Tuesday, February 24, 2009

Finalmente nunca comerás de mi cocina.

No habrá cenas, ni velas, ni ventanas nevadas
ni árboles, ni hamacas,
ni tararear canciones medio borrachos y medio lúcidos,
ni pintaremos de rojo nuestros labios con vino tinto.
Nunca me harás masajes en la espalda mientras pico cebolla;
no me sonarás la nariz mientras lloro,
ni me vas a alcanzar el Pancután
cuando me queme las manos con el horno.
No creo que me pagues mi comida con un polvo
que es el mínimo gesto de retribución que exige un plato
ni que me sirvas un agradecido single malt.
Probablemente nunca pueda frotarte los pies con oliva
o atarte las muñecas con las servilletas
mientras juego con chantilly sobre tus pezones
o cubrirte los ojos
y que adivines el producto
salado, dulce, amargo, ácido
aspereza, suavidad y dureza,
una manzana, foie gras en las comisuras
brie y uvas, chutney de naranja,
trufas con chocolate, almendras,
y todo está perdido.
Nunca cocinaré para vos, querida.

11 comments:

Rocio said...

Y morira de hambre, en todos los sentidos !

Excelente poema

Laura said...

Ella se lo pierde...:o)

" Pero al fin, si es amor, comeremos en la misma mesa..." ( Fito)

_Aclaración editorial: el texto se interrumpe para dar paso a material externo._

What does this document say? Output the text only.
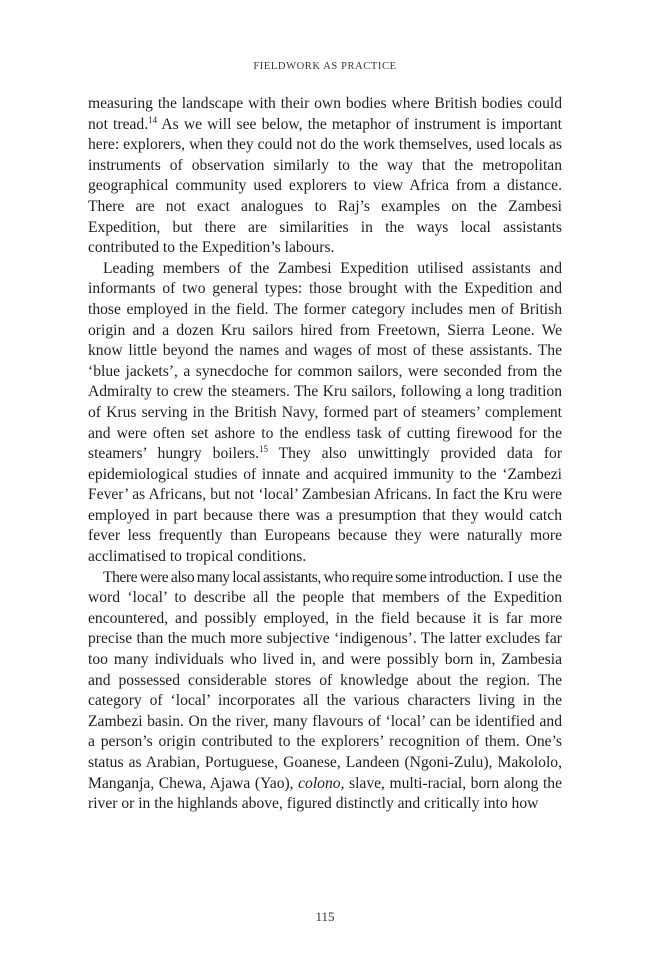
FIELDWORK AS PRACTICE

measuring the landscape with their own bodies where British bodies could not tread.$^{14}$ As we will see below, the metaphor of instrument is important here: explorers, when they could not do the work themselves, used locals as instruments of observation similarly to the way that the metropolitan geographical community used explorers to view Africa from a distance. There are not exact analogues to Raj’s examples on the Zambesi Expedition, but there are similarities in the ways local assistants contributed to the Expedition’s labours.

Leading members of the Zambesi Expedition utilised assistants and informants of two general types: those brought with the Expedition and those employed in the field. The former category includes men of British origin and a dozen Kru sailors hired from Freetown, Sierra Leone. We know little beyond the names and wages of most of these assistants. The ‘blue jackets’, a synecdoche for common sailors, were seconded from the Admiralty to crew the steamers. The Kru sailors, following a long tradition of Krus serving in the British Navy, formed part of steamers’ complement and were often set ashore to the endless task of cutting firewood for the steamers’ hungry boilers.$^{15}$ They also unwittingly provided data for epidemiological studies of innate and acquired immunity to the ‘Zambezi Fever’ as Africans, but not ‘local’ Zambesian Africans. In fact the Kru were employed in part because there was a presumption that they would catch fever less frequently than Europeans because they were naturally more acclimatised to tropical conditions.

There were also many local assistants, who require some introduction. I use the word ‘local’ to describe all the people that members of the Expedition encountered, and possibly employed, in the field because it is far more precise than the much more subjective ‘indigenous’. The latter excludes far too many individuals who lived in, and were possibly born in, Zambesia and possessed considerable stores of knowledge about the region. The category of ‘local’ incorporates all the various characters living in the Zambezi basin. On the river, many flavours of ‘local’ can be identified and a person’s origin contributed to the explorers’ recognition of them. One’s status as Arabian, Portuguese, Goanese, Landeen (Ngoni-Zulu), Makololo, Manganja, Chewa, Ajawa (Yao), colono, slave, multi-racial, born along the river or in the highlands above, figured distinctly and critically into how

115
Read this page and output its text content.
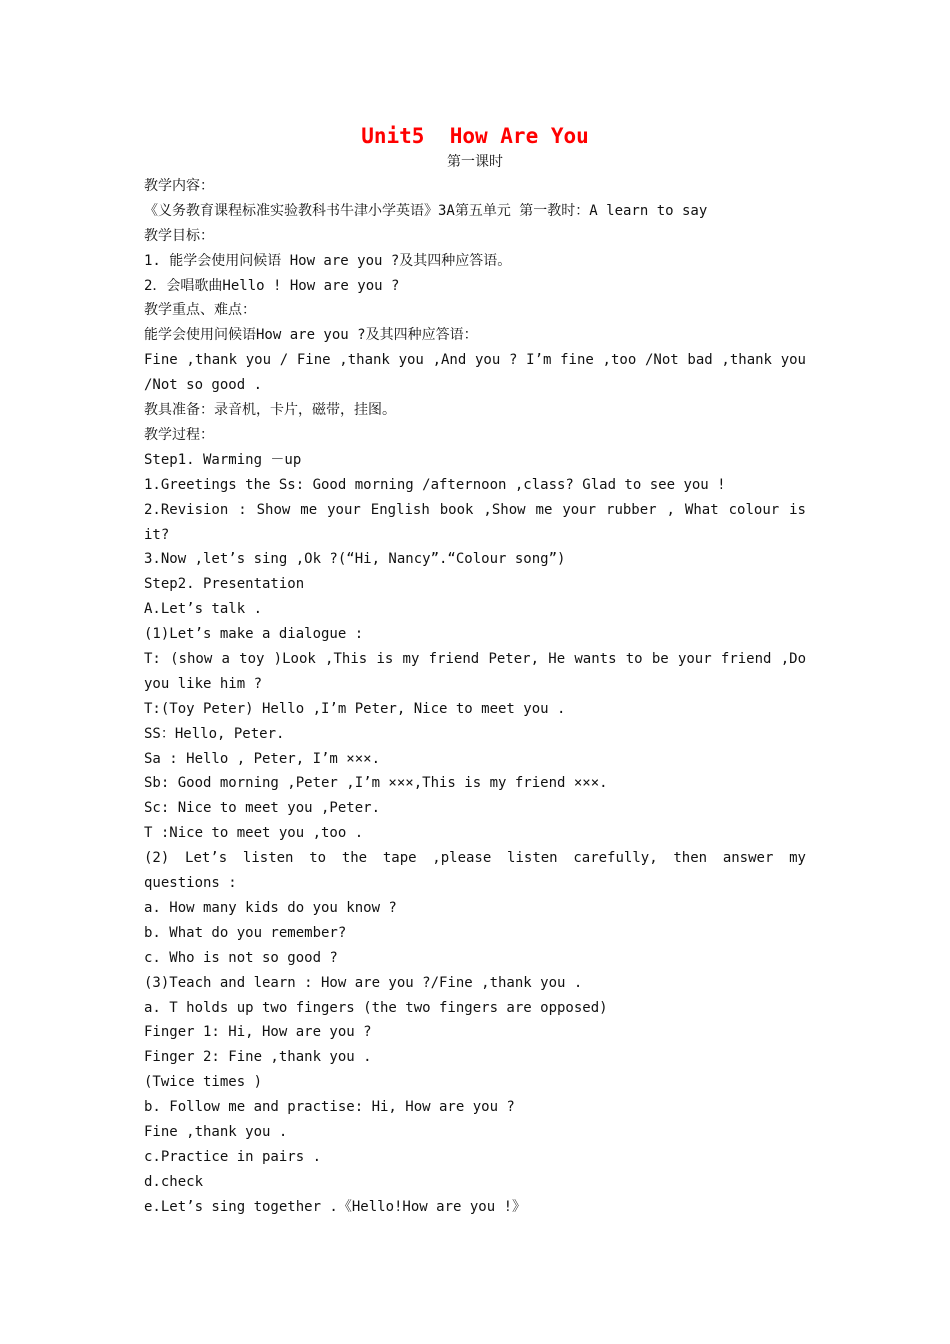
Unit5  How Are You
第一课时
教学内容：
《义务教育课程标准实验教科书牛津小学英语》3A第五单元 第一教时：A learn to say
教学目标：
1. 能学会使用问候语 How are you ?及其四种应答语。
2．会唱歌曲Hello ! How are you ?
教学重点、难点：
能学会使用问候语How are you ?及其四种应答语：
Fine ,thank you / Fine ,thank you ,And you ? I’m fine ,too /Not bad ,thank you /Not so good .
教具准备：录音机，卡片，磁带，挂图。
教学过程：
Step1. Warming －up
1.Greetings the Ss: Good morning /afternoon ,class? Glad to see you !
2.Revision : Show me your English book ,Show me your rubber , What colour is it?
3.Now ,let’s sing ,Ok ?(“Hi, Nancy”.“Colour song”)
Step2. Presentation
A.Let’s talk .
(1)Let’s make a dialogue :
T: (show a toy )Look ,This is my friend Peter, He wants to be your friend ,Do you like him ?
T:(Toy Peter) Hello ,I’m Peter, Nice to meet you .
SS：Hello, Peter.
Sa : Hello , Peter, I’m ×××.
Sb: Good morning ,Peter ,I’m ×××,This is my friend ×××.
Sc: Nice to meet you ,Peter.
T :Nice to meet you ,too .
(2) Let’s listen to the tape ,please listen carefully, then answer my questions :
a. How many kids do you know ?
b. What do you remember?
c. Who is not so good ?
(3)Teach and learn : How are you ?/Fine ,thank you .
a. T holds up two fingers (the two fingers are opposed)
Finger 1: Hi, How are you ?
Finger 2: Fine ,thank you .
(Twice times )
b. Follow me and practise: Hi, How are you ?
Fine ,thank you .
c.Practice in pairs .
d.check
e.Let’s sing together .《Hello!How are you !》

El guardian de la maldita ota said...

Guardian, la maldita golfa no sabe lo que es bueno.

katiadocumet said...

Tampoco se merecía un poema tan bueno como este.

Anonymous said...

El poema es bueno, los comentarios son estúpidos.

Nachete said...

Es un poema perfecto.

Felicitaciones Leandro

Sancho said...

Me gusta este poema.
Por otra parte, ultimamente estoy creyendo que màs que exorcizar, uno con la palabra magnetiza, invoca, propulsa. De manera que metele palante Gilga; acaso en breve el destino te posicione sobre una bella valkiria, y allì estès, cocinándole una paella en el plano vientre, revolviendo el arrozal con tu lengua hasta tocar la dulzura del ombligo. Y la preciosa, sin duda, habrá de agradecerte hasta las lágrimas.
Invoque, invoque maestro, que la palabra cura, enferma y construye.

La Fiera said...

Amén

Majo said...

excelente Gilga!
igual cuando te sientas solo, con ganas de cocinar y tomar un single malt sabés que contás con más de un voluntario je!

Anonymous said...

Por qué será que siempre te buscás a las que no tienen hambre y a las famélicas no les tirás ni una miga de pan?

Gilgalad said...

Porque me gustan las que no tienen hambre y las famélicas no me gustan... supongo.